Kur'an-ı Kerim ve Türkçe Meali Sayfa 486
23. Allah, iman edip, imanları istikametinde sağlam, doğru, yerinde ve ıslaha yönelik işler yapanları işte bu (kazanç ve başarı) ile müjdelemektedir. De ki: “(Size bu başarı ve kazancı getirecek olan Din’i) tebliğim karşısında sizden hiçbir ücret istemiyorum; (sizden istediğim, vazifem noktasında) yakınlarımı sevmenizdir.” Kim güzel bir iş gerçekleştirirse, bunun karşılığında ona vereceğimiz güzel mükâfatı arttırırız. Hiç kuşkusuz Allah, günahları çok bağışlayandır; her güzel iş ve davranışın karşılığını bol bol verendir.
24. Yoksa senin hakkında, “Bir yalan uydurup onu Allah’a mal ediyor” mu diyorlar? Oysa eğer Allah, dilerse senin kalbini mühürler (ve sen onlara vahiy adına hiçbir şey nakledemezsin. Senin onlara Biz’den naklen attıkların ise vahiydir.) Ayrıca Allah, bâtılı imha eder, hakkı ise gönderdiği kitaplar ve icraatıyla hak olarak ispat eder ve zafere ulaştırır. Gerçekten O, göğüslerin gizledikleri(ne varıncaya kadar her şeyi) hakkıyla bilir.
25. Bununla birlikte O, kullarının tevbesini (ve tevbe ile Kendisine yönelişlerini) kabul eder ve (işledikleri) kötülüklerden geçiverir ve her ne yapıyorsanız bilir O.

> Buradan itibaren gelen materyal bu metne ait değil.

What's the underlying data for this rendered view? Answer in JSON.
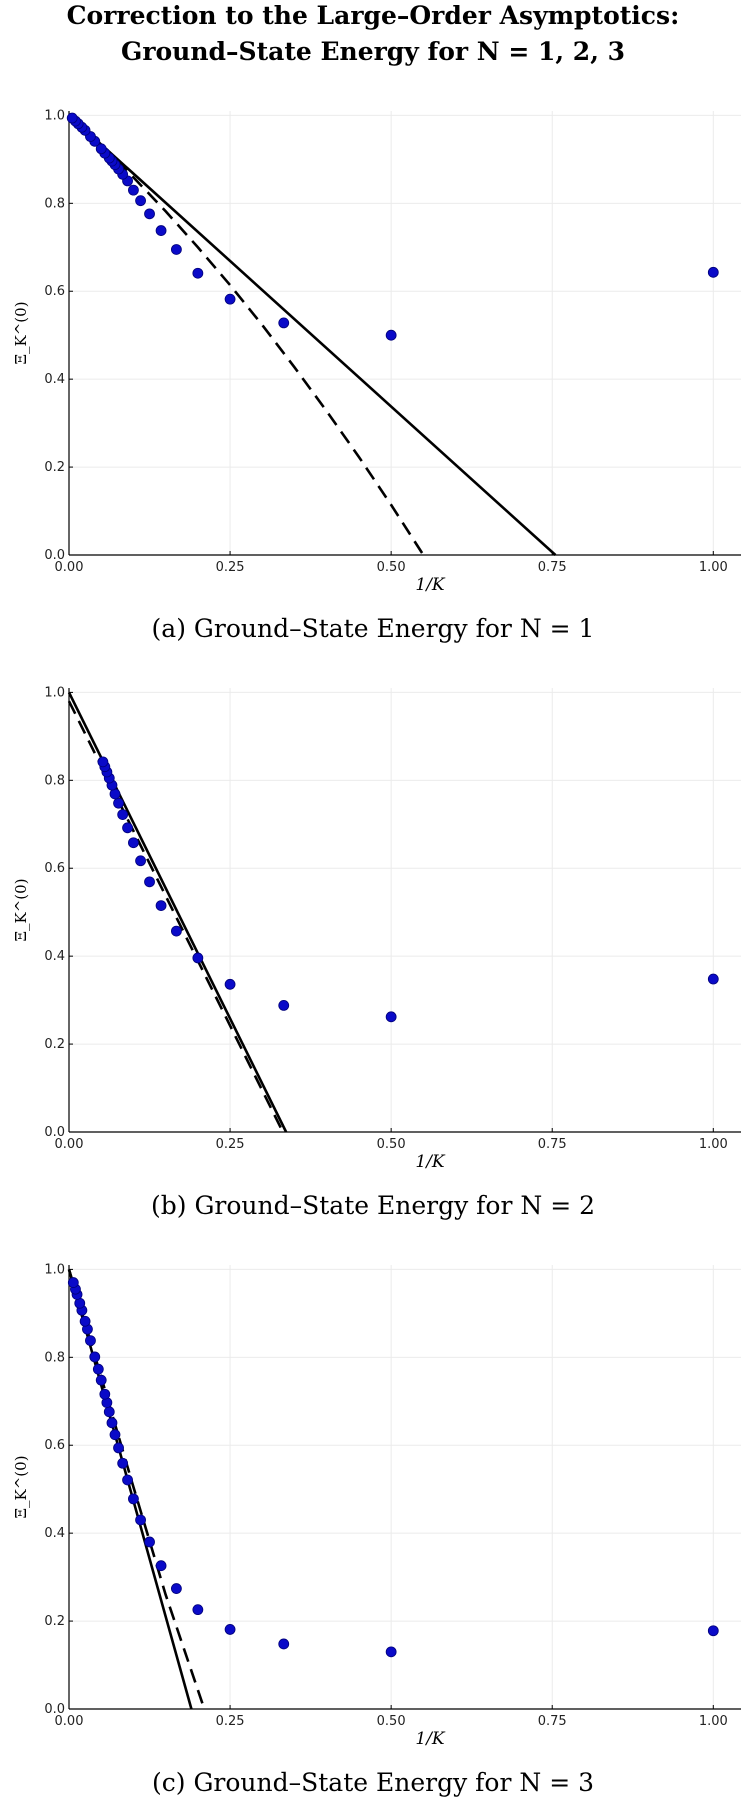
{
  "title_lines": [
    "Correction to the Large–Order Asymptotics:",
    "Ground–State Energy for N = 1, 2, 3"
  ],
  "chart_data": [
    {
      "type": "scatter",
      "caption": "(a) Ground–State Energy for N = 1",
      "xlabel": "1/K",
      "ylabel": "Ξ_K^(0)",
      "grid": true,
      "xlim": [
        0,
        1.043
      ],
      "ylim": [
        0,
        1.01
      ],
      "xticks": [
        {
          "value": 0,
          "label": "0.00"
        },
        {
          "value": 0.25,
          "label": "0.25"
        },
        {
          "value": 0.5,
          "label": "0.50"
        },
        {
          "value": 0.75,
          "label": "0.75"
        },
        {
          "value": 1,
          "label": "1.00"
        }
      ],
      "yticks": [
        {
          "value": 0,
          "label": "0.0"
        },
        0.2,
        0.4,
        0.6,
        0.8,
        {
          "value": 1,
          "label": "1.0"
        }
      ],
      "series": [
        {
          "mode": "markers",
          "color": "#0a0ac8",
          "x": [
            1,
            0.5,
            0.3333,
            0.25,
            0.2,
            0.1667,
            0.1429,
            0.125,
            0.1111,
            0.1,
            0.0909,
            0.0833,
            0.0769,
            0.0714,
            0.0667,
            0.0625,
            0.0556,
            0.05,
            0.04,
            0.0333,
            0.025,
            0.02,
            0.0143,
            0.01,
            0.005
          ],
          "values": [
            0.643,
            0.5,
            0.528,
            0.582,
            0.641,
            0.695,
            0.738,
            0.776,
            0.806,
            0.83,
            0.851,
            0.866,
            0.878,
            0.888,
            0.896,
            0.903,
            0.914,
            0.924,
            0.941,
            0.952,
            0.966,
            0.973,
            0.981,
            0.987,
            0.994
          ]
        },
        {
          "mode": "line",
          "dash": false,
          "color": "#000000",
          "x": [
            0,
            0.755
          ],
          "values": [
            1,
            0
          ]
        },
        {
          "mode": "line",
          "dash": true,
          "color": "#000000",
          "x": [
            0,
            0.05,
            0.1,
            0.15,
            0.2,
            0.25,
            0.3,
            0.35,
            0.4,
            0.45,
            0.5,
            0.55
          ],
          "values": [
            1,
            0.932,
            0.859,
            0.782,
            0.7,
            0.614,
            0.523,
            0.427,
            0.327,
            0.223,
            0.114,
            0
          ]
        }
      ]
    },
    {
      "type": "scatter",
      "caption": "(b) Ground–State Energy for N = 2",
      "xlabel": "1/K",
      "ylabel": "Ξ_K^(0)",
      "grid": true,
      "xlim": [
        0,
        1.043
      ],
      "ylim": [
        0,
        1.01
      ],
      "xticks": [
        {
          "value": 0,
          "label": "0.00"
        },
        {
          "value": 0.25,
          "label": "0.25"
        },
        {
          "value": 0.5,
          "label": "0.50"
        },
        {
          "value": 0.75,
          "label": "0.75"
        },
        {
          "value": 1,
          "label": "1.00"
        }
      ],
      "yticks": [
        {
          "value": 0,
          "label": "0.0"
        },
        0.2,
        0.4,
        0.6,
        0.8,
        {
          "value": 1,
          "label": "1.0"
        }
      ],
      "series": [
        {
          "mode": "markers",
          "color": "#0a0ac8",
          "x": [
            1,
            0.5,
            0.3333,
            0.25,
            0.2,
            0.1667,
            0.1429,
            0.125,
            0.1111,
            0.1,
            0.0909,
            0.0833,
            0.0769,
            0.0714,
            0.0667,
            0.0625,
            0.0588,
            0.0556,
            0.0526
          ],
          "values": [
            0.348,
            0.262,
            0.288,
            0.336,
            0.396,
            0.457,
            0.515,
            0.569,
            0.617,
            0.658,
            0.692,
            0.722,
            0.748,
            0.769,
            0.789,
            0.805,
            0.819,
            0.831,
            0.842
          ]
        },
        {
          "mode": "line",
          "dash": false,
          "color": "#000000",
          "x": [
            0,
            0.337
          ],
          "values": [
            1,
            0
          ]
        },
        {
          "mode": "line",
          "dash": true,
          "color": "#000000",
          "x": [
            0,
            0.332
          ],
          "values": [
            0.98,
            0
          ]
        }
      ]
    },
    {
      "type": "scatter",
      "caption": "(c) Ground–State Energy for N = 3",
      "xlabel": "1/K",
      "ylabel": "Ξ_K^(0)",
      "grid": true,
      "xlim": [
        0,
        1.043
      ],
      "ylim": [
        0,
        1.01
      ],
      "xticks": [
        {
          "value": 0,
          "label": "0.00"
        },
        {
          "value": 0.25,
          "label": "0.25"
        },
        {
          "value": 0.5,
          "label": "0.50"
        },
        {
          "value": 0.75,
          "label": "0.75"
        },
        {
          "value": 1,
          "label": "1.00"
        }
      ],
      "yticks": [
        {
          "value": 0,
          "label": "0.0"
        },
        0.2,
        0.4,
        0.6,
        0.8,
        {
          "value": 1,
          "label": "1.0"
        }
      ],
      "series": [
        {
          "mode": "markers",
          "color": "#0a0ac8",
          "x": [
            1,
            0.5,
            0.3333,
            0.25,
            0.2,
            0.1667,
            0.1429,
            0.125,
            0.1111,
            0.1,
            0.0909,
            0.0833,
            0.0769,
            0.0714,
            0.0667,
            0.0625,
            0.0588,
            0.0556,
            0.05,
            0.0455,
            0.04,
            0.0333,
            0.0286,
            0.025,
            0.02,
            0.0167,
            0.0125,
            0.01,
            0.0067
          ],
          "values": [
            0.178,
            0.13,
            0.148,
            0.181,
            0.226,
            0.274,
            0.326,
            0.38,
            0.43,
            0.478,
            0.521,
            0.559,
            0.594,
            0.624,
            0.651,
            0.676,
            0.697,
            0.716,
            0.748,
            0.773,
            0.801,
            0.838,
            0.864,
            0.882,
            0.907,
            0.923,
            0.943,
            0.955,
            0.97
          ]
        },
        {
          "mode": "line",
          "dash": false,
          "color": "#000000",
          "x": [
            0,
            0.19
          ],
          "values": [
            1,
            0
          ]
        },
        {
          "mode": "line",
          "dash": true,
          "color": "#000000",
          "x": [
            0,
            0.05,
            0.1,
            0.15,
            0.21
          ],
          "values": [
            1,
            0.755,
            0.505,
            0.26,
            0
          ]
        }
      ]
    }
  ]
}
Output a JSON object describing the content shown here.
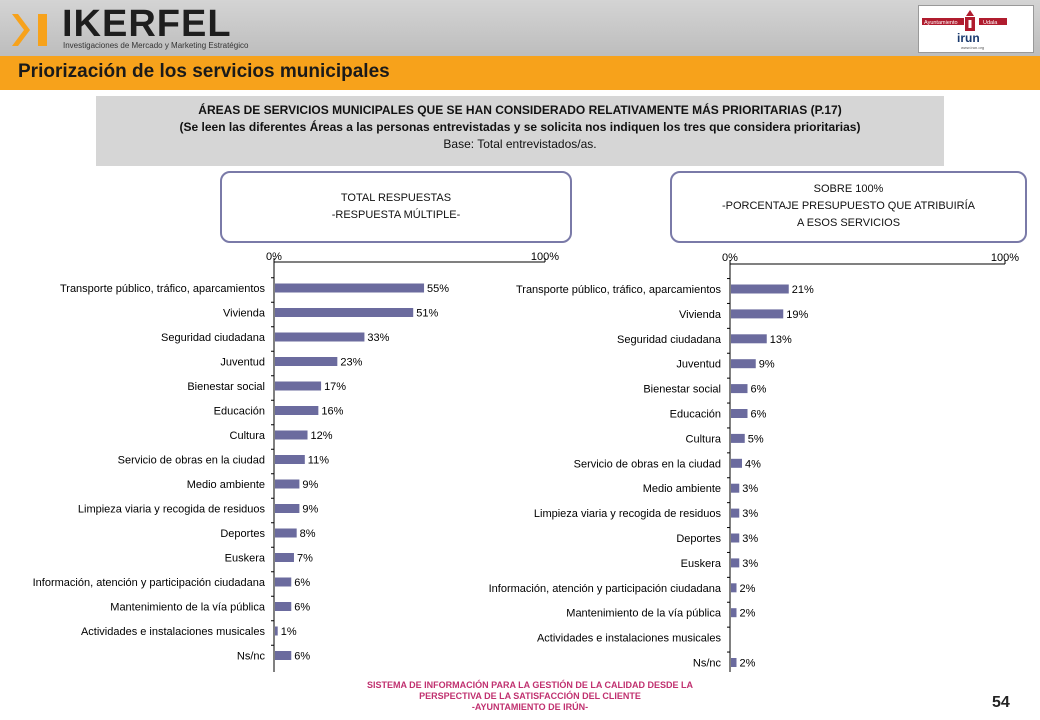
{
  "header": {
    "brand": "IKERFEL",
    "tagline": "Investigaciones de Mercado y Marketing Estratégico",
    "client_logo": {
      "top_left": "Ayuntamiento",
      "top_right": "Udala",
      "name": "irun",
      "url": "www.irun.org"
    }
  },
  "page_title": "Priorización de los servicios municipales",
  "question": {
    "line1": "ÁREAS DE SERVICIOS MUNICIPALES QUE SE HAN CONSIDERADO RELATIVAMENTE MÁS PRIORITARIAS (P.17)",
    "line2": "(Se leen las diferentes Áreas a las personas entrevistadas y se solicita nos indiquen los tres que considera prioritarias)",
    "line3": "Base: Total entrevistados/as."
  },
  "left_box": {
    "line1": "TOTAL RESPUESTAS",
    "line2": "-RESPUESTA MÚLTIPLE-"
  },
  "right_box": {
    "line1": "SOBRE 100%",
    "line2": "-PORCENTAJE PRESUPUESTO QUE ATRIBUIRÍA",
    "line3": "A ESOS SERVICIOS"
  },
  "colors": {
    "bar": "#6b6b9e",
    "orange": "#f7a21b",
    "footer": "#c0306f"
  },
  "chart_data": [
    {
      "type": "bar",
      "orientation": "horizontal",
      "title": "TOTAL RESPUESTAS -RESPUESTA MÚLTIPLE-",
      "xlim": [
        0,
        100
      ],
      "tick_labels": [
        "0%",
        "100%"
      ],
      "categories": [
        "Transporte público, tráfico, aparcamientos",
        "Vivienda",
        "Seguridad ciudadana",
        "Juventud",
        "Bienestar social",
        "Educación",
        "Cultura",
        "Servicio de obras en la ciudad",
        "Medio ambiente",
        "Limpieza viaria y recogida de residuos",
        "Deportes",
        "Euskera",
        "Información, atención y participación ciudadana",
        "Mantenimiento de la vía pública",
        "Actividades e instalaciones musicales",
        "Ns/nc"
      ],
      "values": [
        55,
        51,
        33,
        23,
        17,
        16,
        12,
        11,
        9,
        9,
        8,
        7,
        6,
        6,
        1,
        6
      ],
      "labels": [
        "55%",
        "51%",
        "33%",
        "23%",
        "17%",
        "16%",
        "12%",
        "11%",
        "9%",
        "9%",
        "8%",
        "7%",
        "6%",
        "6%",
        "1%",
        "6%"
      ]
    },
    {
      "type": "bar",
      "orientation": "horizontal",
      "title": "SOBRE 100% -PORCENTAJE PRESUPUESTO QUE ATRIBUIRÍA A ESOS SERVICIOS",
      "xlim": [
        0,
        100
      ],
      "tick_labels": [
        "0%",
        "100%"
      ],
      "categories": [
        "Transporte público, tráfico, aparcamientos",
        "Vivienda",
        "Seguridad ciudadana",
        "Juventud",
        "Bienestar social",
        "Educación",
        "Cultura",
        "Servicio de obras en la ciudad",
        "Medio ambiente",
        "Limpieza viaria y recogida de residuos",
        "Deportes",
        "Euskera",
        "Información, atención y participación ciudadana",
        "Mantenimiento de la vía pública",
        "Actividades e instalaciones musicales",
        "Ns/nc"
      ],
      "values": [
        21,
        19,
        13,
        9,
        6,
        6,
        5,
        4,
        3,
        3,
        3,
        3,
        2,
        2,
        0,
        2
      ],
      "labels": [
        "21%",
        "19%",
        "13%",
        "9%",
        "6%",
        "6%",
        "5%",
        "4%",
        "3%",
        "3%",
        "3%",
        "3%",
        "2%",
        "2%",
        "",
        "2%"
      ]
    }
  ],
  "footer": {
    "line1": "SISTEMA DE INFORMACIÓN PARA LA GESTIÓN DE LA CALIDAD DESDE LA",
    "line2": "PERSPECTIVA DE LA SATISFACCIÓN DEL CLIENTE",
    "line3": "-AYUNTAMIENTO DE IRÚN-",
    "page_number": "54"
  }
}
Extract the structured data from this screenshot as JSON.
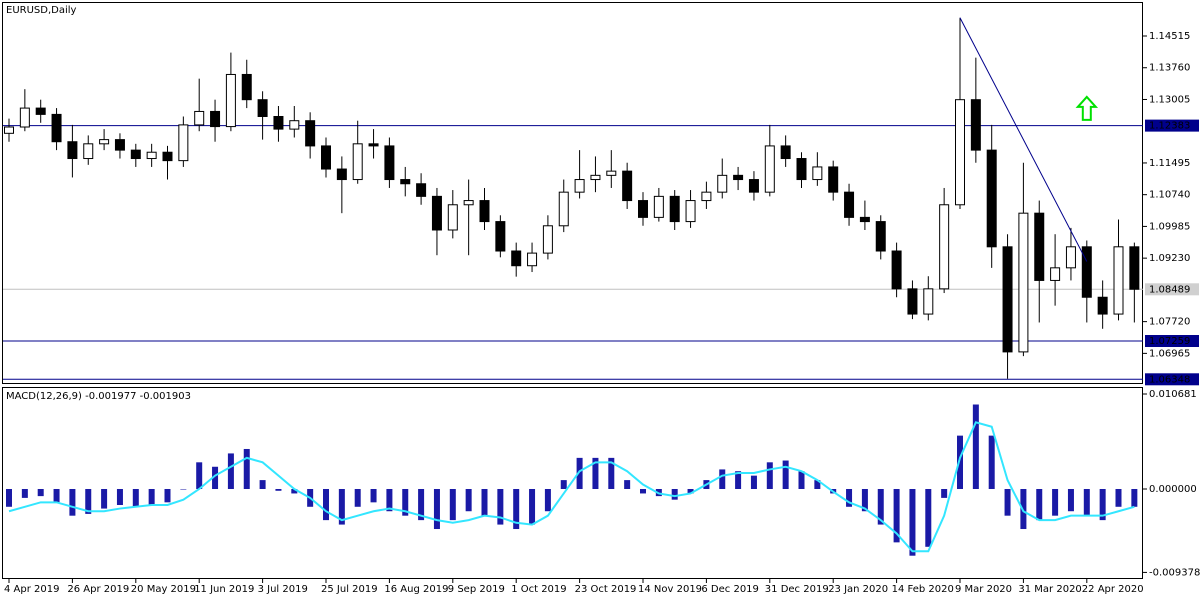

26. İman edip, imanları istikametinde sağlam, doğru, yerinde ve ıslaha yönelik işler yapanların ibadet ve dualarını da kabul buyurur ve bizzat Kendi fazl u kereminden onlara fazla fazla karşılık verir. Kâfirlere gelince, onlar için çetin bir azap vardır.
27. Eğer Allah kullarına her zaman bol rızık verseydi, hiç şüphesiz yeryüzünde sürekli taşkınlık yaparlardı. Ama O, rızkı dilediği ölçüde indirir. O, kullarının her hal ve hareketinden hakkıyla haberdardır, onları hakkıyla görendir.
28. O’dur ki, kulları ümitsiz kaldığı bir anda (bütünüyle fayda getirici) yağmuru indirir ve rahmetini (canlılar için) her tarafa yayar. O, (yarattıkları için) gerçek dost ve hâmîdir, hakkıyla hamde ve övgüye lâyık olandır.
29. O’nun (kudret, rahmet ve birliğinin) en açık delillerinden biri de göklerin ve yerin yaratılması ve O’nun (göklerde ve yerde) canlıları yaymasıdır. O, onları dilediği zaman bir araya getirmeye de elbette kadirdir.
30. Başınıza gelen her musibet, bizzat işlediğiniz ve kaydınıza geçen günahlar, (ihmal ve kusurlarınız) sebebiyledir; bununla birlikte O, sizi (her günah ve hatanız sebebiyle cezalandırmayıp,) onların pek çoğundan geçiverir.
31. Siz, yeryüzünde (Cenabı Allah her ne dilerse O’nu icra etmesine) mani olabilecek değilsiniz. Sizin Allah’tan başka ne (sizi koruyabilecek ve işlerinizi kendisine havale edebileceğiniz) bir veliniz, ne de yardımcınız vardır.